Quando tudo no filme levava para o típico slasher movie (subgênero do horror que envolve um assassino mascarado aniquilando os jovens cheios de tesão que mencionei lá em cima), o diretor Drew Goddard (Maus Momentos no Hotel Royale) e o co-roteirista Joss Whedon (Os Vingadores, Vingadores: Era de Ultron), revelam o que REALMENTE está acontecendo por trás da situação que se desenrola na tal cabana do título: A real é que toda a situação está sendo orquestrada por uma empresa (!). Sim, uma empresa, a sua típica empresa que tem todos os departamentos que você já conhece, como o RH, o time de desenvolvimento, T.I., Planejamento, Marketing, estagiários, etc. O objetivo-mor da tal empresa eu não revelarei aqui, como forma de não entregar o principal segredo do filme, mas o que dá para dizer é que Whedon e Goddard trabalham sua história de forma extremamente inteligente e pertinente às situações que vivenciamos diariamente no mundo corporativo.

O que dizer por exemplo dos dois encarregados responsáveis por fazer as coisas acontecerem dentro da companhia? Interpretados pelos ótimos Richard Jenkins (Deixe-me Entrar) e Bradley Whitford (Corra!), os dois engravatados personificam praticamente todos os clichês do mundo corporativo, e a forma com a qual eles se referem aos funestos acontecimentos de seu empreendimento do mal é hilariante, e sempre faz uma esperta analogia com o mundo corporativo real. Uma sequência impagável, por exemplo, é quando o pessoal do escritório decide fazer um bolão para descobrir de que forma uma determinada vítima da cabana será assassinada, e o leque de possibilidades é vasto: zumbis, canibais, vampiros, espíritos, criaturas e monstros variados estão entre as opções.

Ao longo de sua carreira como roteirista, Whedon tem escrito menos sobre pessoas que precisam escapar das burocracias do Mal, e mais sobre as pessoas que comandam grandes organizações, onde algumas destas já são acostumadas a cometer um quantia significante de maldade no curso de seu trabalho. Foi assim em séries como Buffy: A Caça-Vampiros e Firefly, e no derivado cinematográfico da segunda, Serenity: A Luta Pelo Amanhã (2005), onde corporações malignas estavam sempre por trás das ações dos principais vilões.

Sob a ótica de Whedon, corporações são verdadeiras máquinas que se auto-reproduzem e espalham o mal no mundo como uma doença. E praticamente metade deste O Segredo da Cabana é visto pela perspectiva dos burocratas do filme. Eles acabam por ser tão irônicos e sarcásticos quanto os heróis e heroínas dos filmes do gênero, mas também são trágicos de maneira comprometida e adulta.

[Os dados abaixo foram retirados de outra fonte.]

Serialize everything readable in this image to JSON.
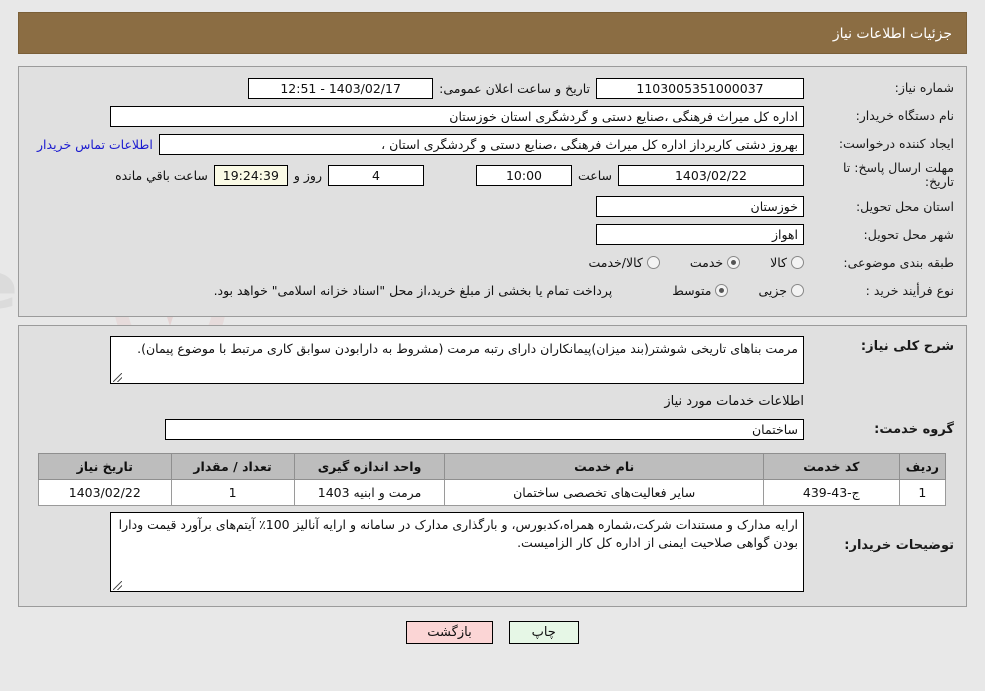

Acredito que a maioria aqui já assistiu algum filme ou seriado onde o grande vilão da história não era especificamente uma pessoa, mas sim toda uma empresa ou corporação que visava lucros independentemente do mal que causasse à humanidade. Bons exemplos são a Mega Corporação Weyland-Yutani, da franquia Alien, e a Tyrell Corporation, do filme Blade Runner: O Caçador de Androides. E é claro que no mundo real, a história se repete e talvez de um modo “mais light”. Algumas empresas, como a KFC e Monsanto, entre tantas outras, ainda que não possam ser consideradas “malignas”, certamente possuem um ar de intriga em volta delas que pode deixar os mais paranoicos com os cabelos em pé. Não vou entrar nos detalhes aqui, mas uma rápida busca no Google já basta para os mais curiosos satisfazerem sua curiosidade.

O Segredo da Cabana é sem dúvida um dos filmes de horror mais diferentes e originais de todos os tempos. Sem falar que ainda apresenta um dos melhores design de monstros da história do gênero. Goddard e Whedon sempre foram bons na elaboração de novas criaturas, mas frequentemente, eles se saem melhor quando criam uma sensação de inquietude ao implantar uma visão de mundo e comportamentos monstruosos que se manifestam na forma humana. É sempre mais chocante observar pessoas comportarem-se de maneira monstruosa do que assistir à monstros literais, e os monstros de O Segredo da Cabana dão as caras em ambas as formas. Seja como uma brincadeira com os clichês do horror ou como uma sátira ao mundo corporativo, O Segredo da Cabana é uma divertida e original incursão cinematográfica que assusta e faz pensar.